La reprise annoncée des négociations directes entre Israéliens et Palestiniens permet à Barack Obama d'engranger un succès bienvenu, mais qui reste très fragile dans un dossier ayant usé des générations de diplomates, notent des experts.

«Nous avons beaucoup d'espoir» quant à la possibilité de voir les deux parties s'accorder enfin sur les modalités d'une paix durable, a affirmé vendredi le conseiller antiterroriste du président américain, John Brennan, depuis l'île de Martha's Vineyard (nord-est) où M. Obama passe ses vacances.

«Nous nous engageons dans ce processus avec le sentiment que ces pourparlers peuvent réussir», a ajouté M. Brennan, après l'annonce de la tenue de négociations directes entre Israéliens et Palestiniens à partir du 2 septembre à Washington, assorties d'objectifs à atteindre d'ici un an.

Il s'agit évidemment d'un succès diplomatique pour M. Obama, qui a fait de la résolution du conflit israélo-palestinien l'un des objectifs de sa présidence.

Le bilan de M. Obama en politique étrangère, à l'approche du milieu de son mandat, n'est pas ridicule: vote de nouvelles sanctions à l'ONU contre l'Iran, entente retrouvée avec Moscou, engagement renforcé en Asie, initiatives envers le monde musulman et contre la prolifération nucléaire...
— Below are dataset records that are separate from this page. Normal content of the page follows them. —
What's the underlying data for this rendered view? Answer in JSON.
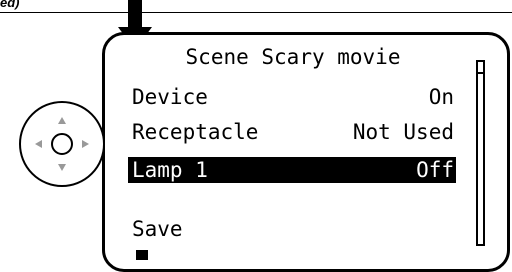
{
  "caption": "ed)",
  "icons": {
    "pointer": "down-arrow-icon",
    "dpad": "navigation-dpad-icon",
    "scroll_up": "triangle-up-icon",
    "scroll_down": "triangle-down-icon",
    "scroll_left": "triangle-left-icon",
    "scroll_right": "triangle-right-icon"
  },
  "screen": {
    "title": "Scene Scary movie",
    "rows": [
      {
        "label": "Device",
        "value": "On",
        "selected": false
      },
      {
        "label": "Receptacle",
        "value": "Not Used",
        "selected": false
      },
      {
        "label": "Lamp 1",
        "value": "Off",
        "selected": true
      }
    ],
    "save_label": "Save"
  },
  "colors": {
    "foreground": "#000000",
    "background": "#ffffff",
    "dpad_icon": "#999999"
  }
}
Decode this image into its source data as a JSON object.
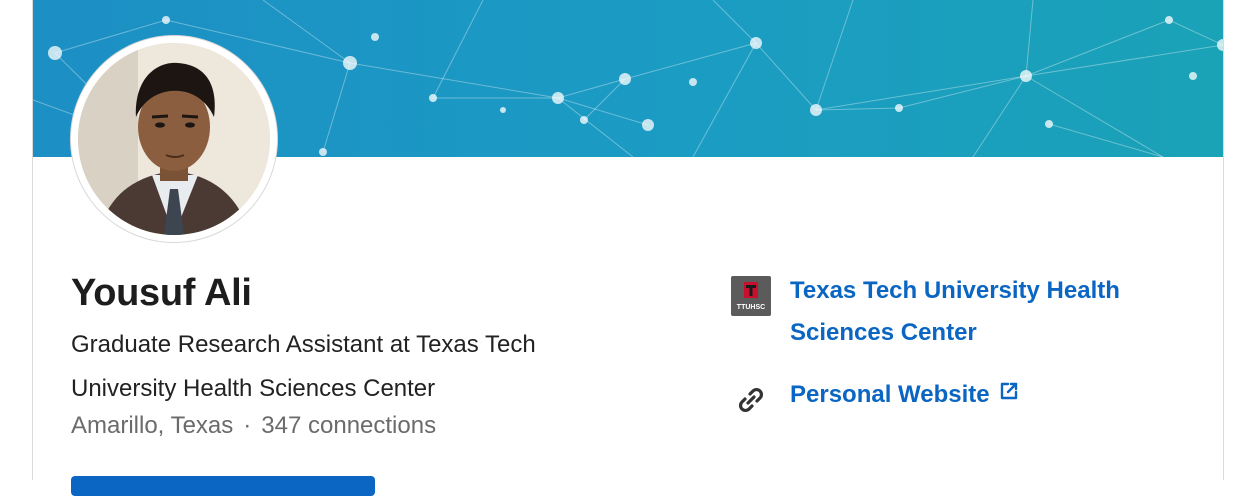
{
  "profile": {
    "name": "Yousuf Ali",
    "headline": "Graduate Research Assistant at Texas Tech University Health Sciences Center",
    "location": "Amarillo, Texas",
    "separator": "·",
    "connections": "347 connections"
  },
  "sidebar": {
    "organization": {
      "name": "Texas Tech University Health Sciences Center",
      "logo_text": "TTUHSC",
      "logo_icon": "ttuhsc-logo-icon"
    },
    "website": {
      "label": "Personal Website",
      "link_icon": "link-chain-icon",
      "external_icon": "external-link-icon"
    }
  },
  "colors": {
    "accent": "#0a66c2",
    "banner": "#1b9cc3",
    "text_primary": "#1d1d1d",
    "text_secondary": "#6b6b6b"
  }
}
Cet activisme diplomatique a été salué fin 2009 par un Nobel de la paix pour M. Obama. Ce dernier avait alors dit ne pas avoir l'impression de mériter ce prix, mais l'accepter comme un «appel à l'action». Une réussite dans le dossier israélo-palestinien, Graal diplomatique s'il en est, donnerait un prestige considérable à son bilan.

Mais le simple fait qu'il ait fallu un an et demi de pressions et d'incessantes navettes pour obtenir des deux parties qu'elles reviennent à un point déjà acquis lors du processus d'Oslo il y a 17 ans donne une indication de la tâche herculéenne qui s'annonce.

Les déclarations américaines de vendredi n'ont qu'effleuré des sujets aussi explosifs que le statut de Jérusalem, la question des réfugiés et le tracé des frontières d'un futur Etat palestinien. «Il existe plusieurs problèmes non résolus», a pudiquement remarqué M. Brennan.

Un coup d'oeil en arrière montre aussi le danger de fixer des objectifs dans ce dossier. La «Feuille de route», le plan de paix de 2003 publié par le prédécesseur de M. Obama, George W. Bush, prévoyait un Etat palestinien... en 2005.

L'histoire récente a aussi montré que les pourparlers étaient à la merci des violences sur le terrain: M. Brennan n'a pu qu'espérer que les parties prenantes resteraient à la table des négociations, «quelles que soient les paroles ou même les actes d'organisations extrémistes ou de groupes d'activistes».

«C'est bien trop tôt pour qualifier de réelle avancée la reprise des négociations directes», estime Thomas Mann, expert en sciences politiques à l'institut Brookings de Washington. «C'est un petit pas, mais un pas essentiel pour régler un problème incroyablement difficile», explique-t-il à l'AFP.

Plus sévère, Stephen Walt, professeur à l'université de Harvard, affirme dans la revue Foreign Policy que les pourparlers directs ne sont qu'un leurre étant donné les positions extrêmement divergentes des deux parties et le manque de volonté de M. Obama, selon lui, de faire réellement pression sur le gouvernement israélien pour obtenir des concessions.

«La seule chose qui convaincra les observateurs que la politique américaine a changé, ce seront des résultats tangibles. Une nouvelle série de pourparlers sans résultats ne fera que renforcer la perception d'une impuissance des Etats-Unis» dans ce dossier, affirme-t-il.